Key words : Kidney transplantation, Plasmapheresis, Allograft rejection, Humoral rejection, Serum creatinine level
Acute humoral rejection (AHR) of a kidney allograft is defined as the rapid deterioration of allograft function that is mediated by antibody generation against the donor’s antigens. The incidence of AHR ranges from 3% to 10% among kidney transplant patients, and approximately 20% to 30% of patients with acute rejection have a humoral component . One-year graft survival does not exceed 15% to 50% in patients with AHR, a significant number of whom experience graft loss [2, 3]. AHR is often indicated by early and severe rejection that is resistant to steroids and antilymphocyte therapy . A few isolated reports have suggested a role for plasmapheresis (PP) in the treatment of AHR, but the effectiveness of that treatment has not been established [5, 6]. PP is most often administered in combination with immunosuppressants such as mycophenolate mofetil plus tacrolimus or with intravenous immunoglobulin (IVIG) [2, 7]. It has been shown that treatment with PP leads to an acceptable rate of graft survival , although few studies in the literature have addressed that issue. We report the role of PP in the treatment of 12 kidney recipients with early acute allograft dysfunction that was diagnosed as AHR and their renal allograft outcome in our center.
Patients and Methods
A retrospective review was conducted of all kidney allograft recipients who underwent PP rescue therapy for AHR at Shaheed Labbafinejad Medical Center from November 1995 to May 2002. AHR was diagnosed in patients with acute allograft dysfunction that did not respond to antirejection therapy and that exhibited at least 1 of the following characteristics: typical histologic features of antibody-mediated rejection, a positive donor-specific posttransplant cross-match, the positive result of a posttransplant panel reactive antibody (PRA) screen, or the positive result of a pretransplant PRA screen. Patients who did not meet those criteria were excluded. All pertinent information about the study subjects was obtained from their medical records.
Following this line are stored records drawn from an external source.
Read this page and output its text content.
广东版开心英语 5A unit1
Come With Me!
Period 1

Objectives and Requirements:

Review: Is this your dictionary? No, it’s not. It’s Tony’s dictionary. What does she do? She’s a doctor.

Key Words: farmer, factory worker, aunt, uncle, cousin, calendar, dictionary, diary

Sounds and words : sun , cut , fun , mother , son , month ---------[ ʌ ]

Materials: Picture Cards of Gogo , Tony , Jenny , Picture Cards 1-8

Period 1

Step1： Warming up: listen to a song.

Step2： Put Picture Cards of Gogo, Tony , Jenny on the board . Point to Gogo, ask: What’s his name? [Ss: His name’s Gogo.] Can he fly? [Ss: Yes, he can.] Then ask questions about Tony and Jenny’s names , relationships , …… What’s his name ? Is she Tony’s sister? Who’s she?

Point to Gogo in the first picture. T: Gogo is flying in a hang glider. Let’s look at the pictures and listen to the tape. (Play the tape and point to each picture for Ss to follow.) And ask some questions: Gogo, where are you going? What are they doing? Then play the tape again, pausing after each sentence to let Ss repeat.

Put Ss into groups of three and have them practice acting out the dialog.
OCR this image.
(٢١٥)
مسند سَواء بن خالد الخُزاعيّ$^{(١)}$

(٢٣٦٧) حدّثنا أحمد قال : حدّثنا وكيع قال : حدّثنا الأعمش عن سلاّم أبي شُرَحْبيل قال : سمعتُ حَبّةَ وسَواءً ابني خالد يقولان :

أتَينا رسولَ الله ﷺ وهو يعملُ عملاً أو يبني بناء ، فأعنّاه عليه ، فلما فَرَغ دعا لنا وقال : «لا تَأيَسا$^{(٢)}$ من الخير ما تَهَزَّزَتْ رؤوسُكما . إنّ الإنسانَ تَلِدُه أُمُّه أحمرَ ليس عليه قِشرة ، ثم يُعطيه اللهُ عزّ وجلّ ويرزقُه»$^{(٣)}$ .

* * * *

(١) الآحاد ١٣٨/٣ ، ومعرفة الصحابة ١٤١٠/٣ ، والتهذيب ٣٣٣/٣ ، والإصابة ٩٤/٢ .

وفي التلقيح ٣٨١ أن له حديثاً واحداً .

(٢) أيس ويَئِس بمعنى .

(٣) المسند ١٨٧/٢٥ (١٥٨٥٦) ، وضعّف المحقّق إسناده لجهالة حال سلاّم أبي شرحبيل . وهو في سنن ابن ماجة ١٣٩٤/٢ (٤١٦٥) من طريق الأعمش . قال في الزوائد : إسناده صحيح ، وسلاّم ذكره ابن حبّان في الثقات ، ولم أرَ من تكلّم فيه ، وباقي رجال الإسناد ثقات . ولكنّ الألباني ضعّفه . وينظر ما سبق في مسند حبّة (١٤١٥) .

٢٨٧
The patients had been fully instructed about their therapeutic options and had provided informed consent.
All patients received prophylactic immunosuppression consisting of cyclosporine (3-4 mg/kg/d), azathioprine (1-2 mg/kg/d), and prednisolone (40-50 mg/d). A combination of antilymphocytic agents and pulse steroid therapy was administered to all patients in whom rejection occurred after the first 4 or 5 postoperative days. Pulse steroid therapy was discontinued when PP rescue therapy was initiated. If no response to conventional antirejection therapy occurred in 3 days, PP was performed.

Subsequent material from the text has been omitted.